The Kingdom of Heaven is like a heroin addict, who sells everything he has (and everything his family and friends have) in order to get a hit.
That works! The Kingdom of Heaven costs! That’s a large part of the thrust of these parables, isn‘t it. The Kingdom of Heaven will cost us. ‘Grace might be free’ as Dietrich Bonhoeffer put it, ‘but that doesn’t mean it’s cheap!’
And the other side of that of course is that, despite all our efforts, our achievements in Christian ministry may well seem to us to be miniscule.
15 years of hard work, and all we’ve got to show for it is this damn mustard seed!
Where are the results? Hidden! Like yeast that’s hidden somewhere in the dough! Oh yeah, the Kingdom of God is doing its work, you can be sure, but don’t put a timeline on exactly how long you think it’s going to take before you see tangible results!

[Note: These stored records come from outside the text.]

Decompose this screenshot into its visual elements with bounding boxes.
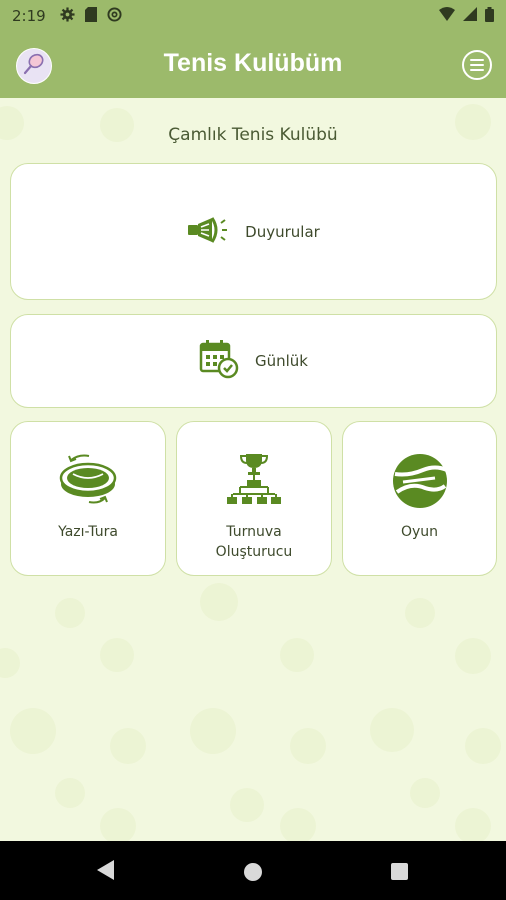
status-bar: 2:19	[0, 0, 506, 32]
tournament-label-line1: Turnuva	[226, 524, 282, 540]
hamburger-line	[470, 64, 484, 66]
coin-toss-card[interactable]: Yazı-Tura	[10, 421, 166, 576]
daily-card[interactable]: Günlük	[10, 314, 497, 408]
coin-toss-label: Yazı-Tura	[58, 524, 118, 540]
club-name: Çamlık Tenis Kulübü	[168, 125, 338, 145]
battery-icon	[485, 6, 494, 26]
back-triangle-icon[interactable]	[97, 860, 114, 884]
tournament-label: Turnuva Oluşturucu	[177, 522, 331, 562]
at-sign-icon	[107, 6, 122, 26]
game-card[interactable]: Oyun	[342, 421, 497, 576]
coin-flip-icon	[59, 452, 117, 508]
wifi-icon	[439, 7, 455, 25]
sd-card-icon	[84, 6, 97, 26]
cellular-signal-icon	[463, 7, 477, 25]
announcements-card[interactable]: Duyurular	[10, 163, 497, 300]
tennis-ball-icon	[391, 452, 449, 508]
recents-square-icon[interactable]	[391, 863, 408, 880]
home-circle-icon[interactable]	[244, 863, 262, 881]
daily-label: Günlük	[255, 352, 308, 370]
tournament-card[interactable]: Turnuva Oluşturucu	[176, 421, 332, 576]
tournament-bracket-icon	[226, 452, 282, 508]
hamburger-menu-icon	[470, 59, 484, 61]
system-nav-bar	[0, 841, 506, 900]
status-time: 2:19	[12, 7, 46, 25]
announcements-label: Duyurular	[245, 222, 320, 241]
tournament-label-line2: Oluşturucu	[215, 544, 293, 560]
app-title: Tenis Kulübüm	[163, 49, 343, 77]
hamburger-line	[470, 69, 484, 71]
megaphone-icon	[187, 215, 229, 249]
menu-button[interactable]	[462, 50, 492, 80]
app-bar: Tenis Kulübüm	[0, 32, 506, 98]
calendar-check-icon	[199, 339, 239, 383]
gear-icon	[60, 6, 75, 26]
game-label: Oyun	[400, 524, 439, 540]
main-content: Çamlık Tenis Kulübü Duyurular Günlük Yaz…	[0, 98, 506, 841]
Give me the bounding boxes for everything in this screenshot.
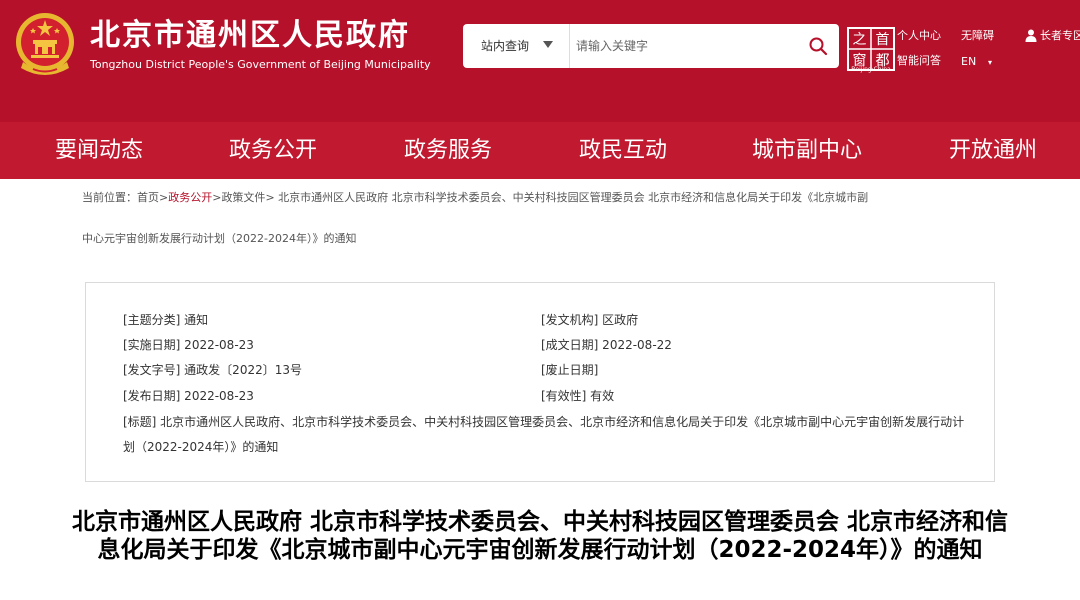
nav-item-interaction[interactable]: 政民互动 — [579, 122, 667, 179]
breadcrumb-current: 北京市通州区人民政府 北京市科学技术委员会、中关村科技园区管理委员会 北京市经济… — [278, 191, 869, 204]
elder-mode-link[interactable]: 长者专区 — [1040, 29, 1080, 43]
site-subtitle: Tongzhou District People's Government of… — [90, 58, 431, 71]
site-header: 北京市通州区人民政府 Tongzhou District People's Go… — [0, 0, 1080, 122]
nav-item-open-tongzhou[interactable]: 开放通州 — [949, 122, 1037, 179]
nav-item-sub-center[interactable]: 城市副中心 — [752, 122, 862, 179]
smart-qa-link[interactable]: 智能问答 — [897, 54, 941, 68]
info-category: [主题分类] 通知 — [123, 313, 209, 327]
search-box: 站内查询 — [463, 24, 839, 68]
info-issuer: [发文机构] 区政府 — [541, 313, 639, 327]
breadcrumb-policy[interactable]: 政策文件 — [221, 191, 265, 204]
breadcrumb-current-cont: 中心元宇宙创新发展行动计划（2022-2024年）》的通知 — [82, 232, 357, 245]
info-effective-date: [实施日期] 2022-08-23 — [123, 338, 254, 352]
search-input[interactable] — [576, 33, 796, 59]
accessibility-link[interactable]: 无障碍 — [961, 29, 994, 43]
breadcrumb-sep: > — [159, 191, 169, 204]
nav-item-gov-service[interactable]: 政务服务 — [404, 122, 492, 179]
document-info-box: [主题分类] 通知 [发文机构] 区政府 [实施日期] 2022-08-23 [… — [85, 282, 995, 482]
search-scope-label: 站内查询 — [481, 39, 530, 53]
breadcrumb-home[interactable]: 首页 — [137, 191, 159, 204]
search-scope-dropdown[interactable]: 站内查询 — [463, 24, 570, 68]
search-icon[interactable] — [807, 35, 829, 57]
info-doc-number: [发文字号] 通政发〔2022〕13号 — [123, 363, 302, 377]
info-repeal-date: [废止日期] — [541, 363, 599, 377]
info-written-date: [成文日期] 2022-08-22 — [541, 338, 672, 352]
site-title[interactable]: 北京市通州区人民政府 — [90, 17, 410, 55]
logo-char-1: 之 — [853, 32, 867, 48]
breadcrumb-gov-open[interactable]: 政务公开 — [168, 191, 212, 204]
national-emblem-icon[interactable] — [13, 12, 77, 78]
logo-char-2: 首 — [876, 32, 890, 48]
info-validity: [有效性] 有效 — [541, 389, 615, 403]
language-caret-icon: ▾ — [988, 58, 993, 67]
breadcrumb-prefix: 当前位置： — [82, 191, 137, 204]
capital-logo-caption: Beijing·China — [851, 66, 891, 73]
main-nav: 要闻动态 政务公开 政务服务 政民互动 城市副中心 开放通州 — [0, 122, 1080, 179]
info-title: [标题] 北京市通州区人民政府、北京市科学技术委员会、中关村科技园区管理委员会、… — [123, 415, 965, 454]
breadcrumb-sep: > — [265, 191, 275, 204]
nav-item-news[interactable]: 要闻动态 — [55, 122, 143, 179]
personal-center-link[interactable]: 个人中心 — [897, 29, 941, 43]
language-switch[interactable]: EN — [961, 55, 976, 69]
caret-down-icon — [543, 41, 553, 48]
info-publish-date: [发布日期] 2022-08-23 — [123, 389, 254, 403]
user-icon — [1025, 29, 1037, 42]
article-title: 北京市通州区人民政府 北京市科学技术委员会、中关村科技园区管理委员会 北京市经济… — [72, 509, 1009, 563]
breadcrumb-line-1: 当前位置：首页>政务公开>政策文件> 北京市通州区人民政府 北京市科学技术委员会… — [82, 188, 868, 208]
nav-item-gov-open[interactable]: 政务公开 — [229, 122, 317, 179]
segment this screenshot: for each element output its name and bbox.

One day … you’ll be able to put that magnificent pearl around your neck! One day you’ll be able to cash in your treasure! One day you’ll see how that mysterious and invisible yeast has transformed the whole enormous lump. One day … that tiny seed will become a huge oversized bush full of galas! (now there’s a powerful image for the church).
In the meantime, we pay the price, we give up everything we have, we hang on to the mustard seed, and we keep on kneading, because we believe that one day … the Kingdom!
Well … what do you think?
Was it worth getting off at the MacDonaldtown Parables? Did you perceive anything new in them today? Quite possibly not. That’s OK. Jesus said,
“Every scribe who has been trained for the kingdom of heaven is like a master of a house, who brings out of his treasure what is new and what is old.”
God knows that we need fresh insight into the Scriptures and into our world, but it doesn’t hurt to be reminded of the old truths either. The godly scribe needs treasures that are new and old.
We need fresh insight. We need fresh perspectives on life and ministry, but we need too the old, old story, and we need to keep being reminded of the fundamental truths - that following Jesus is going to cost us all that we have, and that we can never count on seeing tangible results for our efforts. Yet we can be confident that our work is having its effect, and as sure as there’s a gala for every mustard tree, we can be sure … that one day … the Kingdom.